7 de outubro de 2023 Nahal Oz.
Às 6h30 da manhã, acordei em pânico com um som familiar.
Alerta vermelho. Corri automaticamente para o quarto ao lado, levei o cachorro Tom-Tom rapidamente para o quarto seguro, tranquei a porta e voltei para a cama, para debaixo das cobertas, e voltei a dormir. “Mais uma vez aqueles encrenqueiros começaram”, pensei comigo mesmo. Sábado de manhã, isso vai passar logo. Mais alarmes e um mar de alertas, estávamos sob ataque.
Olhando um para o outro, Rotem e eu percebemos que algo incomum estava acontecendo. Há apenas dois meses, ele assumiu a função de gerenciar a resposta emergencial da comunidade e agora precisava entrar em ação. Ele enviou uma mensagem [para o kibutz]: “Entre em um quarto seguro, tranque sua casa e não saia até receber outra mensagem”.
A sala segura estava escura e tudo era incerto. Ilan (que sua memória seja uma bênção), nosso incrível coordenador de segurança (que coordenou com o exército) e braço direito de Rotem nessa função, relatou que terroristas haviam se infiltrado no kibutz e aberto fogo, e então perdemos contato com ele .

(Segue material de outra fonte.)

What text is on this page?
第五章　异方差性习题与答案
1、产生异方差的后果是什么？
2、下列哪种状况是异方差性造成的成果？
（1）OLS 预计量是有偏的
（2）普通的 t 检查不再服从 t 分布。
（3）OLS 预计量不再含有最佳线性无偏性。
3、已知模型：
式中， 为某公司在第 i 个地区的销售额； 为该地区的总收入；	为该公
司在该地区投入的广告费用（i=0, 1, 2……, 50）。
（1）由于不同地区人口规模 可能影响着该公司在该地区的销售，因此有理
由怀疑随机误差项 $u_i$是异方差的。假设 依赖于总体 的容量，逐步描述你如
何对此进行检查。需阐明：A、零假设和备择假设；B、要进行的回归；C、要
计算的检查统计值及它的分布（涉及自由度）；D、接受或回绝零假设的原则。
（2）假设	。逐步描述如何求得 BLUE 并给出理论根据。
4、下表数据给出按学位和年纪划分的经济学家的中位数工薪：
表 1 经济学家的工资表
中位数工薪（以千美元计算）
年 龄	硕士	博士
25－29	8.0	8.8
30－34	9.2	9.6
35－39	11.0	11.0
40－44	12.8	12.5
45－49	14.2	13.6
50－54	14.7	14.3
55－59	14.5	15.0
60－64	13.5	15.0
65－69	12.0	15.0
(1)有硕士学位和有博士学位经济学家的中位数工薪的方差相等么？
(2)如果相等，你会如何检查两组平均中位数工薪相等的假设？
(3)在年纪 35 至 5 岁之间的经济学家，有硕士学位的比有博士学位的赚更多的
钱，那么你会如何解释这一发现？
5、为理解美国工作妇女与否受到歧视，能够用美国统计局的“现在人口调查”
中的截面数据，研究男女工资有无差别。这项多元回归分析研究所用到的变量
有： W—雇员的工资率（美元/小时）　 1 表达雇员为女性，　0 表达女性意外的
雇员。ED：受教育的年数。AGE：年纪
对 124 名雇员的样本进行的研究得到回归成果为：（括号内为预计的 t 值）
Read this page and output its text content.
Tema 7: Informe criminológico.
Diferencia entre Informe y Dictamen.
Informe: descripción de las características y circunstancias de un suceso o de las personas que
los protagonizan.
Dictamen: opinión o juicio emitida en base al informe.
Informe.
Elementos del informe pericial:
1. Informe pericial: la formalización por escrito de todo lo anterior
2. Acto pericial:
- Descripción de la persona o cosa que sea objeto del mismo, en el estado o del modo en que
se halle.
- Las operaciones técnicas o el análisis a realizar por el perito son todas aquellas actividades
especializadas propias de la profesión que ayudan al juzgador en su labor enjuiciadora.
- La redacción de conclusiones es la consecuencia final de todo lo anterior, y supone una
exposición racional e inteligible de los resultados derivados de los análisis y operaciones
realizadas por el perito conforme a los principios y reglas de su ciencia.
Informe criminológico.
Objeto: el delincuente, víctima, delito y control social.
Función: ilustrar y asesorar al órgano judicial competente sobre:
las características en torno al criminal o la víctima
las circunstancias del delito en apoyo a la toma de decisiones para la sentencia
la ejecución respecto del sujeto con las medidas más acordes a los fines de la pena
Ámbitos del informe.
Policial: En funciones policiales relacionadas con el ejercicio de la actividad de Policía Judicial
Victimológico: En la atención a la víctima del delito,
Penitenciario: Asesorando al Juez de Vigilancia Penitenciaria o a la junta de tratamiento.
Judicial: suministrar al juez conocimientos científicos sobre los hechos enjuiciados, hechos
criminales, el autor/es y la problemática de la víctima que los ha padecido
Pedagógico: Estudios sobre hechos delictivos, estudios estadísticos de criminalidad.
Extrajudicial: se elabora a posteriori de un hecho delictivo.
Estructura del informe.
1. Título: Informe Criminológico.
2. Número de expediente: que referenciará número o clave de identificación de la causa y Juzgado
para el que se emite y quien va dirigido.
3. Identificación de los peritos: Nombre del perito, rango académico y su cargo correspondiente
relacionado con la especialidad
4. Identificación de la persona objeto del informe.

“Havia mais de cem terroristas armados. Isto é uma invasão.”
Rajadas de tiros, explosão, mais tiros, gritos, explosão. Uma infiltração. Horror. Estava acontecendo, o que pensávamos que poderia acontecer, estava acontecendo. “Canalhas, bastardos, como alguns terroristas conseguiram entrar no kibutz?” Eu refleti para mim mesmo. Não passou muito tempo antes que eu percebesse que eles não são poucos ou distantes entre si. Havia mais de cem terroristas armados. Isto foi uma invasão.
Eu estava sentado no chão, com a cabeça apoiada na cama e comecei a chorar. “Estou na Protective Edge (a guerra de Gaza de 2014)”, repito continuamente. Rotem colocou sua mão sobre a minha. Depois de um minuto de choro, respirei fundo. Algo dentro de mim gritou “Você não tem o privilégio de sentir essas coisas agora, você está em uma guerra de sobrevivência! Levante-se agora e recomponha-se. Enxuguei minhas lágrimas, respirei fundo e me levantei com decisão.
“Escute”, digo a Rotem, “Nossa casa é muito fácil de arrombar, nosso abrigo foi projetado para nos proteger de explosões e não de infiltrações. Nossas chances não são boas.” Ele olhou para mim confuso e perguntou: “Não entendo, o que você está planejando fazer?”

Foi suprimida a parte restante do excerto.